Filomena Marturano: la famiglia allargata dal ricatto d’amore

27 Novembre 2017 no comments stampa Categories NewsTags , , , ,

di Franco Principato

 

Il coraggio della maternità. E’ l’amore per i figli, l’amore senza prezzo, l’amore che ti fa sopportare tutto, l’amore che ti impedisce di piangere, ti secca gli occhi e ti fa ingoiare tutte le lacrime ed ogni sorta di angheria e di ingiuria. Quell’amore che nasce anche per caso, che nasce da un’azione remunerata, da una prestazione.

Filomena Marturano ne ha tre di figli, tre figli nati per mestiere e non abortiti, tre figli nati durante  il legame con Domenico Soriano, viveur della Napoli borghese, attanagliato dal fascino di Filomena.

L’attualità tematica di Eduardo. De Filippo scrive questa commedia nel 1946, mentre era accesa la discussione legislativa sui diritti dei figli nati fuori dal matrimonio, mentre si tentava di abolire l’odiosa dicitura documentale ‘figlio di nn’. Eduardo disegna un donna con un carattere forte, quasi mascolino, una donna modernissima che sa usare al contempo il proprio essere femmina e il cervello ma soprattutto le parole.

Proprio sulla parola Liliana Cavani e Mariangela D’abbraccio puntano in questo allestimento: la recitazione marcata, segnata, meditata sillaba per sillaba segna il peso delle parole, un peso che sovrasta ed esalta la stessa storia.

L’inganno di Filomena. Filomena accalappia finalmente Domenico Sorace facendosi sposare perchè lo convince di essere in punto di morte, ma subito rivela di stare benissimo e il matrimonio permette alla nuova signora Sorace di allontanare dal marito le altre femmine e soprattutto di poter realizzare il suo sogno, la sua materna ambizione: dare ai suoi tre figli segreti un cognome rispettabile e magari pure un’agiatezza economica.
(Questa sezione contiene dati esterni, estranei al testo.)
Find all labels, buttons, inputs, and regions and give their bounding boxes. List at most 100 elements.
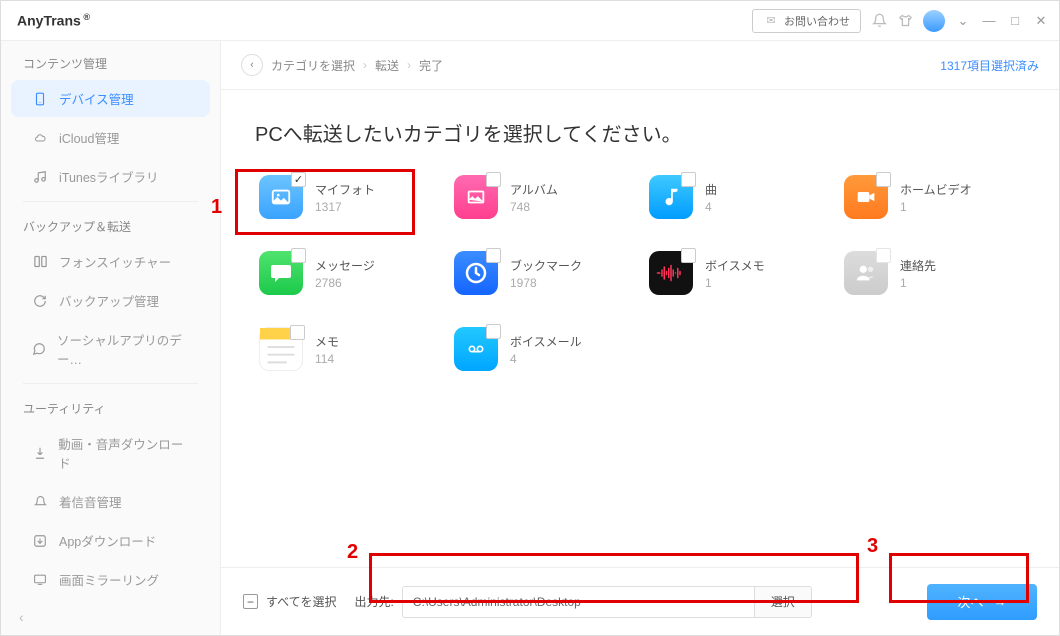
category-song[interactable]: 曲4 <box>645 171 830 223</box>
category-message[interactable]: メッセージ2786 <box>255 247 440 299</box>
next-button[interactable]: 次へ → <box>927 584 1037 620</box>
category-name: 曲 <box>705 181 717 198</box>
sidebar-item-mirror[interactable]: 画面ミラーリング <box>11 561 210 598</box>
checkbox-icon[interactable] <box>486 172 501 187</box>
shirt-icon[interactable] <box>897 13 913 29</box>
app-brand: AnyTrans ® <box>11 12 90 29</box>
checkbox-icon[interactable] <box>486 324 501 339</box>
category-contact[interactable]: 連絡先 1 <box>840 247 1025 299</box>
sidebar-section-backup: バックアップ＆転送 <box>1 208 220 241</box>
category-name: メモ <box>315 333 339 350</box>
back-button[interactable]: ‹ <box>241 54 263 76</box>
output-path-field: 選択 <box>402 586 812 618</box>
voice-memo-icon <box>649 251 693 295</box>
sidebar-item-ringtone[interactable]: 着信音管理 <box>11 483 210 520</box>
category-grid: ✓ マイフォト1317 アルバム748 曲4 <box>255 171 1025 375</box>
category-name: アルバム <box>510 181 558 198</box>
checkbox-icon[interactable] <box>291 248 306 263</box>
category-count: 1 <box>705 276 765 290</box>
contact-label: お問い合わせ <box>784 13 850 29</box>
category-count: 1 <box>900 200 972 214</box>
selection-count: 1317項目選択済み <box>940 57 1039 74</box>
sidebar-item-device[interactable]: デバイス管理 <box>11 80 210 117</box>
contact-button[interactable]: ✉ お問い合わせ <box>752 9 861 33</box>
category-name: 連絡先 <box>900 257 936 274</box>
output-label: 出力先: <box>354 593 393 610</box>
category-count: 2786 <box>315 276 375 290</box>
category-count: 114 <box>315 352 339 366</box>
footer: − すべてを選択 出力先: 選択 次へ → <box>221 567 1059 635</box>
category-count: 748 <box>510 200 558 214</box>
bookmark-icon <box>454 251 498 295</box>
avatar[interactable] <box>923 10 945 32</box>
sidebar-item-download[interactable]: 動画・音声ダウンロード <box>11 425 210 481</box>
maximize-button[interactable]: □ <box>1007 13 1023 29</box>
category-bookmark[interactable]: ブックマーク 1978 <box>450 247 635 299</box>
sidebar-item-label: 着信音管理 <box>59 492 122 511</box>
mirror-icon <box>31 572 49 588</box>
close-button[interactable]: ✕ <box>1033 13 1049 29</box>
checkbox-icon[interactable] <box>876 172 891 187</box>
category-voicememo[interactable]: ボイスメモ 1 <box>645 247 830 299</box>
checkbox-icon[interactable] <box>681 172 696 187</box>
checkbox-icon[interactable] <box>290 325 305 340</box>
voicemail-icon <box>454 327 498 371</box>
sidebar: コンテンツ管理 デバイス管理 iCloud管理 iTunesライブラリ バックア… <box>1 41 221 635</box>
sidebar-section-content: コンテンツ管理 <box>1 45 220 78</box>
sidebar-item-app[interactable]: Appダウンロード <box>11 522 210 559</box>
category-count: 1 <box>900 276 936 290</box>
category-name: ブックマーク <box>510 257 582 274</box>
browse-button[interactable]: 選択 <box>754 587 811 617</box>
category-video[interactable]: ホームビデオ1 <box>840 171 1025 223</box>
breadcrumb-step: 転送 <box>375 57 399 74</box>
category-count: 1978 <box>510 276 582 290</box>
topbar: ‹ カテゴリを選択 › 転送 › 完了 1317項目選択済み <box>221 41 1059 89</box>
sidebar-item-label: iTunesライブラリ <box>59 167 159 186</box>
sidebar-item-label: ソーシャルアプリのデー… <box>57 330 190 368</box>
photo-icon: ✓ <box>259 175 303 219</box>
checkbox-checked-icon[interactable]: ✓ <box>291 172 306 187</box>
video-icon <box>844 175 888 219</box>
breadcrumb-step: 完了 <box>419 57 443 74</box>
checkbox-icon[interactable] <box>681 248 696 263</box>
sidebar-item-backup[interactable]: バックアップ管理 <box>11 282 210 319</box>
phone-icon <box>31 91 49 107</box>
minimize-button[interactable]: — <box>981 13 997 29</box>
chevron-right-icon: › <box>407 58 411 72</box>
checkbox-icon[interactable] <box>486 248 501 263</box>
sidebar-item-label: 画面ミラーリング <box>59 570 159 589</box>
next-label: 次へ <box>957 592 983 611</box>
mail-icon: ✉ <box>763 13 779 29</box>
sidebar-item-social[interactable]: ソーシャルアプリのデー… <box>11 321 210 377</box>
dropdown-icon[interactable]: ⌄ <box>955 13 971 29</box>
select-all-checkbox[interactable]: − すべてを選択 <box>243 593 336 610</box>
sidebar-item-itunes[interactable]: iTunesライブラリ <box>11 158 210 195</box>
switch-icon <box>31 254 49 270</box>
output-path-input[interactable] <box>403 595 754 609</box>
checkbox-indeterminate-icon: − <box>243 594 258 609</box>
sidebar-item-label: バックアップ管理 <box>59 291 159 310</box>
music-icon <box>31 169 49 185</box>
checkbox-icon[interactable] <box>876 248 891 263</box>
download-icon <box>31 445 48 461</box>
sidebar-item-label: Appダウンロード <box>59 531 156 550</box>
category-name: ボイスメモ <box>705 257 765 274</box>
category-name: マイフォト <box>315 181 375 198</box>
contact-icon <box>844 251 888 295</box>
sidebar-item-switcher[interactable]: フォンスイッチャー <box>11 243 210 280</box>
sidebar-item-icloud[interactable]: iCloud管理 <box>11 119 210 156</box>
sidebar-item-label: デバイス管理 <box>59 89 134 108</box>
divider <box>23 383 198 384</box>
chat-icon <box>31 341 47 357</box>
category-album[interactable]: アルバム 748 <box>450 171 635 223</box>
bell-icon[interactable] <box>871 13 887 29</box>
category-name: ボイスメール <box>510 333 582 350</box>
category-voicemail[interactable]: ボイスメール 4 <box>450 323 635 375</box>
breadcrumb: カテゴリを選択 › 転送 › 完了 <box>271 57 443 74</box>
category-myphoto[interactable]: ✓ マイフォト1317 <box>255 171 440 223</box>
collapse-sidebar-button[interactable]: ‹ <box>19 609 24 625</box>
category-count: 4 <box>510 352 582 366</box>
arrow-right-icon: → <box>994 594 1007 609</box>
category-note[interactable]: メモ 114 <box>255 323 440 375</box>
bell-outline-icon <box>31 494 49 510</box>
Ma il beffato don Mimì  punta a far annullare il matrimonio e mette alla porta l’antica amante. D’Abbraccio rivive l’infanzia di Filumena, la sua gioventù, la fame nei bassi, l’inizio del mestiere, le gravidanze nascoste e le parole Mariane che l’hanno convinta e dare alla luce le sue creature. L’attrice napoletana è struggente, riesce nel miracolo di creare il  pathos anche subito dopo una battuta ilare, riesce a commuovere senza alcuna trascendenza teatrale, nella finzione scenica riesce a trasmettere verità e sentimento.

La rivelazione filiale. Filomena invita a casa i tre figli e rivela di essere la loro madre e contemporaneamente confida a Domenico Sorace che uno dei tre è nato una precisa notte, per un preciso e indimenticabile rapporto fra loro due, un rapporto pagato con una banconota. Don Mimì, ammorbidito dall’età e dall’insperata paternità, ma soprattutto vinto dalla prova buttata su tavolo da Filomena, si impegna a rinnovare il matrimonio annullato dalla legge. Ma ad una condizione…
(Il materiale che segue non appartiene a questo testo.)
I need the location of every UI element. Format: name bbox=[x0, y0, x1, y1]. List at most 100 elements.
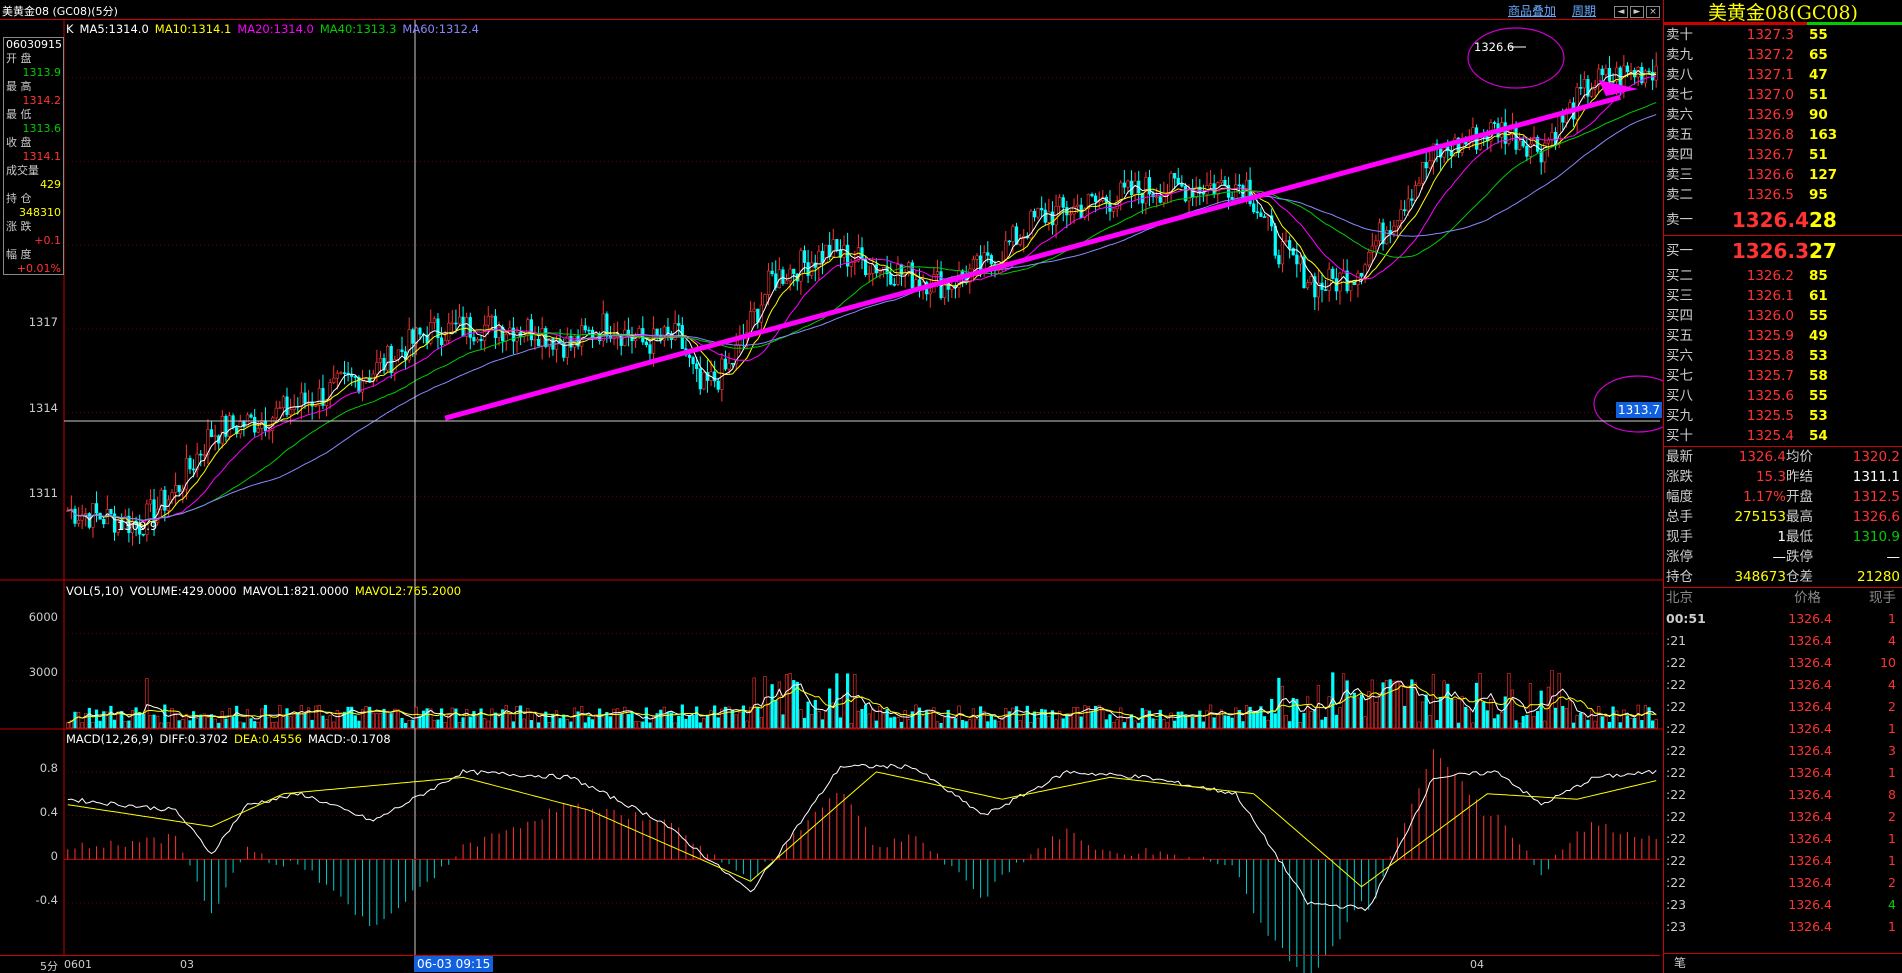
volume-bar bbox=[1313, 709, 1317, 729]
volume-bar bbox=[691, 715, 695, 729]
volume-bar bbox=[450, 707, 454, 729]
ask-row[interactable]: 卖三 1326.6 127 bbox=[1664, 165, 1902, 185]
bid-row[interactable]: 买四 1326.0 55 bbox=[1664, 306, 1902, 326]
bid-row[interactable]: 买六 1325.8 53 bbox=[1664, 346, 1902, 366]
volume-bar bbox=[1151, 718, 1155, 729]
volume-bar bbox=[1482, 701, 1486, 729]
volume-bar bbox=[328, 715, 332, 729]
candle-body bbox=[378, 357, 383, 363]
bid-row[interactable]: 买七 1325.7 58 bbox=[1664, 366, 1902, 386]
bid-book: 买二 1326.2 85 买三 1326.1 61 买四 1326.0 55 买五 1325.9 49… bbox=[1664, 266, 1902, 446]
ask-row[interactable]: 卖八 1327.1 47 bbox=[1664, 65, 1902, 85]
level-label: 卖二 bbox=[1666, 187, 1693, 203]
ask-row[interactable]: 卖二 1326.5 95 bbox=[1664, 185, 1902, 205]
candle-body bbox=[1158, 196, 1162, 203]
candle-body bbox=[432, 318, 436, 323]
volume-bar bbox=[1201, 721, 1205, 729]
volume-bar bbox=[810, 714, 814, 729]
candle-body bbox=[1521, 140, 1525, 147]
volume-bar bbox=[188, 720, 192, 729]
volume-bar bbox=[583, 722, 587, 729]
bid-row[interactable]: 买八 1325.6 55 bbox=[1664, 386, 1902, 406]
candle-body bbox=[1338, 272, 1342, 292]
volume-bar bbox=[903, 710, 907, 729]
info-label: 最 低 bbox=[6, 108, 32, 121]
tick-volume: 3 bbox=[1888, 743, 1896, 758]
ask-row[interactable]: 卖五 1326.8 163 bbox=[1664, 125, 1902, 145]
candle-body bbox=[1119, 182, 1123, 201]
volume-bar bbox=[400, 717, 404, 729]
footer-label[interactable]: 笔 bbox=[1674, 956, 1686, 970]
candle-body bbox=[249, 414, 253, 418]
period-label[interactable]: 5分 bbox=[40, 958, 58, 973]
stat-row: 涨跌 15.3 昨结 1311.1 bbox=[1664, 467, 1902, 487]
volume-bar bbox=[76, 712, 81, 729]
y-tick-1314: 1314 bbox=[28, 401, 58, 415]
volume-bar bbox=[493, 712, 498, 729]
tick-row: :23 1326.4 4 bbox=[1664, 894, 1902, 916]
tick-price: 1326.4 bbox=[1788, 765, 1832, 780]
bid-row[interactable]: 买十 1325.4 54 bbox=[1664, 426, 1902, 446]
stat-value: 15.3 bbox=[1755, 469, 1786, 485]
stat-label: 涨停 bbox=[1666, 549, 1693, 565]
tick-price: 1326.4 bbox=[1788, 809, 1832, 824]
candle-body bbox=[76, 519, 81, 524]
candle-body bbox=[1395, 220, 1400, 227]
candle-body bbox=[1359, 272, 1364, 277]
legend-mavol1: MAVOL1:821.0000 bbox=[242, 584, 349, 598]
stat-value: — bbox=[1886, 549, 1901, 565]
volume-bar bbox=[112, 719, 117, 729]
volume-bar bbox=[914, 704, 918, 729]
candle-body bbox=[213, 435, 217, 438]
volume-bar bbox=[296, 712, 300, 729]
volume-bar bbox=[1234, 707, 1238, 729]
volume-bar bbox=[1226, 715, 1231, 729]
vol-legend: VOL(5,10) VOLUME:429.0000 MAVOL1:821.0000 M… bbox=[66, 584, 467, 598]
kline-chart-svg[interactable]: 1326.6 1309.9 bbox=[0, 0, 1663, 973]
ask-row[interactable]: 卖十 1327.3 55 bbox=[1664, 25, 1902, 45]
candle-body bbox=[1072, 205, 1076, 215]
candle-body bbox=[565, 335, 569, 358]
level-price: 1327.2 bbox=[1746, 47, 1794, 63]
diff-line bbox=[67, 763, 1657, 912]
bid-row[interactable]: 买二 1326.2 85 bbox=[1664, 266, 1902, 286]
level-price: 1326.7 bbox=[1746, 147, 1794, 163]
ask-row[interactable]: 卖六 1326.9 90 bbox=[1664, 105, 1902, 125]
volume-bar bbox=[1036, 717, 1040, 729]
volume-bar bbox=[267, 716, 271, 729]
stat-value: 1312.5 bbox=[1852, 489, 1900, 505]
volume-bar bbox=[1651, 720, 1655, 729]
candle-body bbox=[986, 252, 990, 256]
candle-body bbox=[314, 405, 318, 407]
candle-body bbox=[1180, 183, 1184, 187]
bid-row[interactable]: 买九 1325.5 53 bbox=[1664, 406, 1902, 426]
volume-bar bbox=[317, 705, 321, 729]
bid1-volume: 27 bbox=[1809, 239, 1837, 263]
ask-row[interactable]: 卖七 1327.0 51 bbox=[1664, 85, 1902, 105]
volume-bar bbox=[1521, 716, 1525, 729]
bid-row[interactable]: 买五 1325.9 49 bbox=[1664, 326, 1902, 346]
volume-bar bbox=[874, 720, 878, 729]
candle-body bbox=[1410, 198, 1414, 201]
candle-body bbox=[770, 270, 774, 275]
volume-bar bbox=[1025, 705, 1029, 729]
volume-bar bbox=[1018, 720, 1022, 729]
ask-row[interactable]: 卖四 1326.7 51 bbox=[1664, 145, 1902, 165]
tick-price: 1326.4 bbox=[1788, 677, 1832, 692]
candle-body bbox=[1288, 240, 1292, 249]
tick-list[interactable]: 00:51 1326.4 1:21 1326.4 4:22 1326.4 10:22 1326… bbox=[1664, 608, 1902, 938]
ask1-row[interactable]: 卖一 1326.4 28 bbox=[1664, 205, 1902, 235]
info-label: 成交量 bbox=[6, 164, 39, 177]
ask-row[interactable]: 卖九 1327.2 65 bbox=[1664, 45, 1902, 65]
volume-bar bbox=[1119, 707, 1123, 729]
info-date: 06030915 bbox=[6, 38, 62, 51]
candle-body bbox=[748, 311, 753, 333]
level-volume: 55 bbox=[1809, 27, 1828, 43]
bid-row[interactable]: 买三 1326.1 61 bbox=[1664, 286, 1902, 306]
quote-title: 美黄金08(GC08) bbox=[1664, 0, 1902, 25]
volume-bar bbox=[1230, 717, 1234, 729]
level-price: 1325.6 bbox=[1746, 388, 1794, 404]
bid1-row[interactable]: 买一 1326.3 27 bbox=[1664, 236, 1902, 266]
level-label: 卖三 bbox=[1666, 167, 1693, 183]
candle-body bbox=[1349, 282, 1353, 292]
L’eterno segreto di Filomena e Eduardo. Domenico Sorace vuole sapere il nome di suo figlio, vuole conoscere la carne della sua carne, vuole essere chiamato papà. Filomena non cede, piuttosto rinuncia al nome Sorace per se e per la sua prole, sta per andare via sconfitta quando inaspettatamente e ad una sola voce i tre figli di Filomena si rivolgono a don Mimì chiamandolo papà. E’ la capitolazione.

Alla ricerca dalla paternità perduta. Si sposano ma Filomena sa benissimo che nessuno potrà dare a lei né al marito i momenti e le esperienze vissute dai genitori con i lori bambini, ma almeno potranno contare su questa famiglia ritrovata, ricostruita, una famiglia basata sull’uguaglianza fra figli legittimi e naturali. La famiglia basata sull’amore e… certificata.

Molto apprezzata la prima regia teatrale della Cavani. Un debutto molto tardivo quello di Liliana Cavani alla regia teatrale, un debutto soddisfacente per il taglio più moderno dato sia al testo di Eduardo che ai caratteri dei personaggi. D’abbraccio è stata osannata dal pubblico. La sua Filomena combattiva e passionale, coraggiosa ed emozionante, persuasiva e grintosa ha smosso i sentimenti del pubblico, ha creato commozione e solidarietà: il personaggio in scena è diventato persona. Ovazione finale per lei ma applausi ripetuti anche per l’apprezzato Geppy Gleijeses, un Domenico Soriano perfetto nel  ruolo di dongiovanni sbiadito, di libertino a fine corsa.